In the aftermath, Bancroft is cleared by the U.N. for his involvement with Kawahara. The copy of Kovacs that stayed with Miriam is erased, as double sleeving is illegal, but he makes the surviving copy of Kovacs promise to cover up Miriam's involvement. Irene Elliot gets her body back, Elizabeth and Ryker are freed from the stacks, Resolution 653 passes, and Kovacs is freed and returned to Harlan's World.

==Reception==
Describing the book, Kirkus Reviews said that "The body count is high, the gadgetry pure genius, the sex scenes deliriously overwrought, and the worn cynicism thoroughly distasteful: a welcome return to cyberpunk's badass roots."

The book won the Philip K. Dick Award for Best Novel in 2003.

==In other media==
===Television===

A television adaptation was announced in 2016. An initial 10-episode season had been ordered by Netflix. The first season premiered on Netflix on 2 February 2018.

Extensive and significant changes to the source material were made in the adaptation.

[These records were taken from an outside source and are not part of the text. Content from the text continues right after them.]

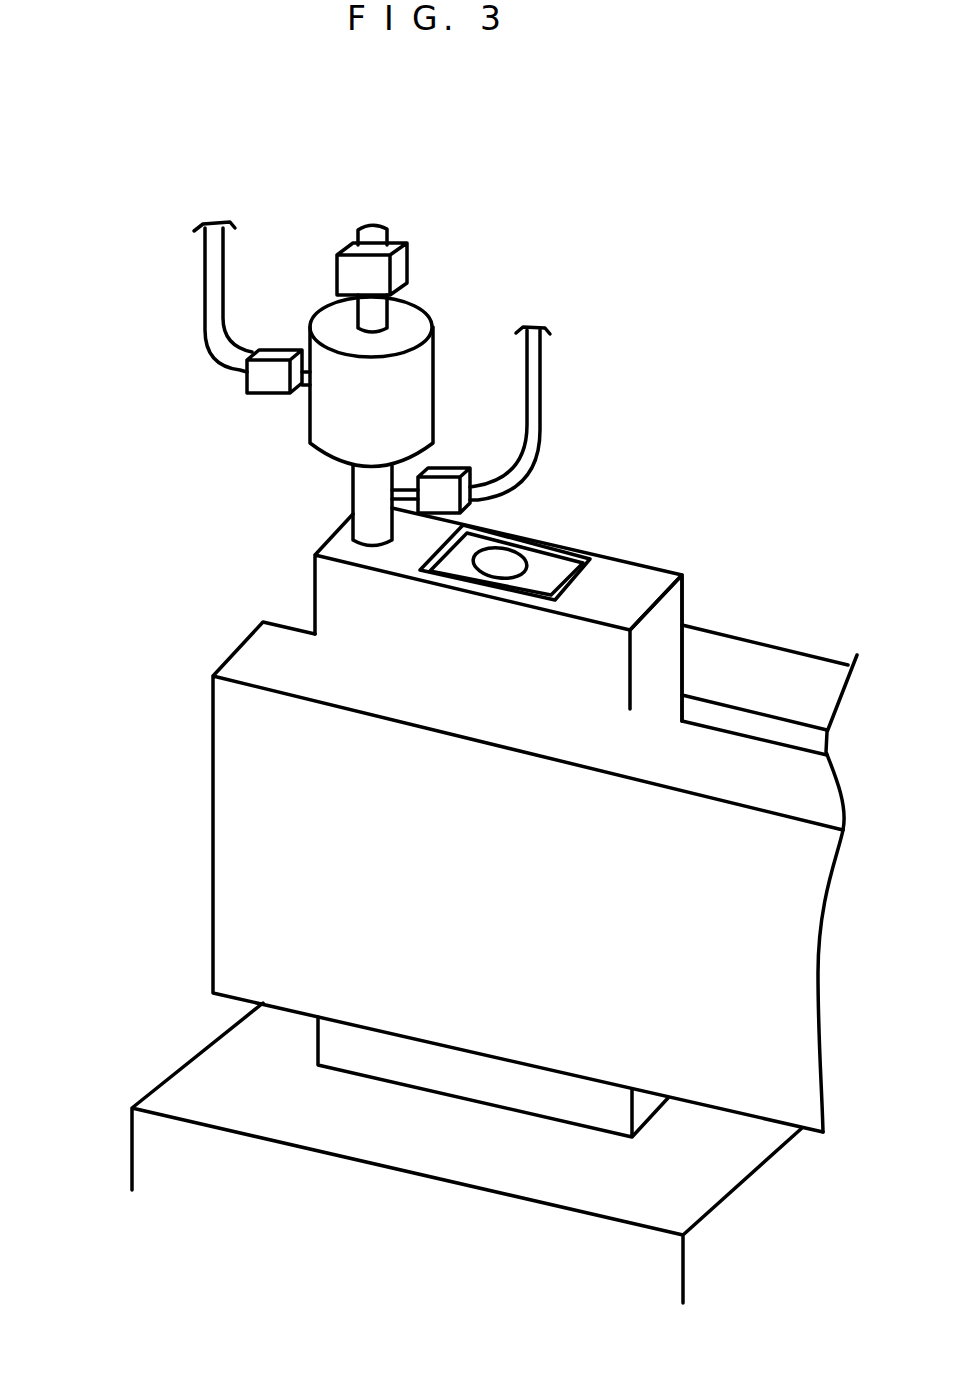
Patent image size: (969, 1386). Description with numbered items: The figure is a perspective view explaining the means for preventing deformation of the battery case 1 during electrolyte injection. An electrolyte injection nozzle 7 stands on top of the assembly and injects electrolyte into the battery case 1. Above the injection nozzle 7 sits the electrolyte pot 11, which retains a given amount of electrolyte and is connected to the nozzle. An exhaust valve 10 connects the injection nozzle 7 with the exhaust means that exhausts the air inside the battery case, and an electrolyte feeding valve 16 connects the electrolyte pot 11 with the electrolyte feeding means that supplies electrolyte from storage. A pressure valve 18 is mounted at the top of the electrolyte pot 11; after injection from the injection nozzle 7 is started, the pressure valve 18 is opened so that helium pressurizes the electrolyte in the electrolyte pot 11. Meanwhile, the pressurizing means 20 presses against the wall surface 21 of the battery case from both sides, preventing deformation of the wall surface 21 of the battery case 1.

The battery case 1 is at (668, 613).
The injection nozzle 7 is at (365, 505).
The exhaust valve 10 is at (453, 475).
The electrolyte pot 11 is at (417, 367).
The electrolyte feeding valve 16 is at (250, 378).
The pressure valve 18 is at (410, 257).
The pressurizing means 20 is at (365, 607).
The wall surface 21 is at (282, 845).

In the series Envoys are presented as having been trained, deployed and led by Quellcrist Falconer as part of a revolution (called "the Uprising") that she leads on Harlan's World (Kovacs' home planet). Kovacs is shown as having been trained as an Envoy by, and serving as a revolutionary under, Falconer. The Quellist Revolution is crushed by the Protectorate (the established, inter-planetary government) in an apocalyptic assault. Kovacs, the only survivor, is presented as the last Envoy.
In the books, Envoys were and are the elite forces of the Protectorate (which would have been fighting against the revolution); Falconer did lead a revolution but died long before Kovacs was born; Kovacs trained as an Envoy under a different woman; and the Envoy Corps is still very much in use by the Protectorate and remains widely feared, although Kovacs is no longer a member of Corps.

The makers of the show have also chosen to expand the roles of many characters, particularly female characters.

In the book, the hotel in which Kovacs stays while investigating Bancroft's murder is themed after Jimi Hendrix. Since the Hendrix estate does not approve of licensing his image for anything they consider violent, the show instead chose the figure of Edgar Allan Poe and named the hotel The Raven.

===Film===
On 8 November 2018, Netflix announced an animated companion film, Altered Carbon: Resleeved, set in the same universe and exploring new elements of the story mythology. On 10 February 2020, it was unveiled that the exclusive Netflix "anime featured" spin-off would debut on 19 March 2020. The film was directed by Jo Nakajima at Anima; Yoshiyuki Okada designed the characters, Ren Kikuchi supervised the CG animation, and MONACA composed the music. The Japanese cast includes Tatsuhisa Suzuki as Takeshi Kovacs, Rina Satou as Gina, Ayaka Asai as Holly Togram, Jouji Nakata as Ogai, Kenji Yamauchi as Hideki Tanaseda, Kanehira Yamamoto as Shinji, and Kōji Ishii as Genzo.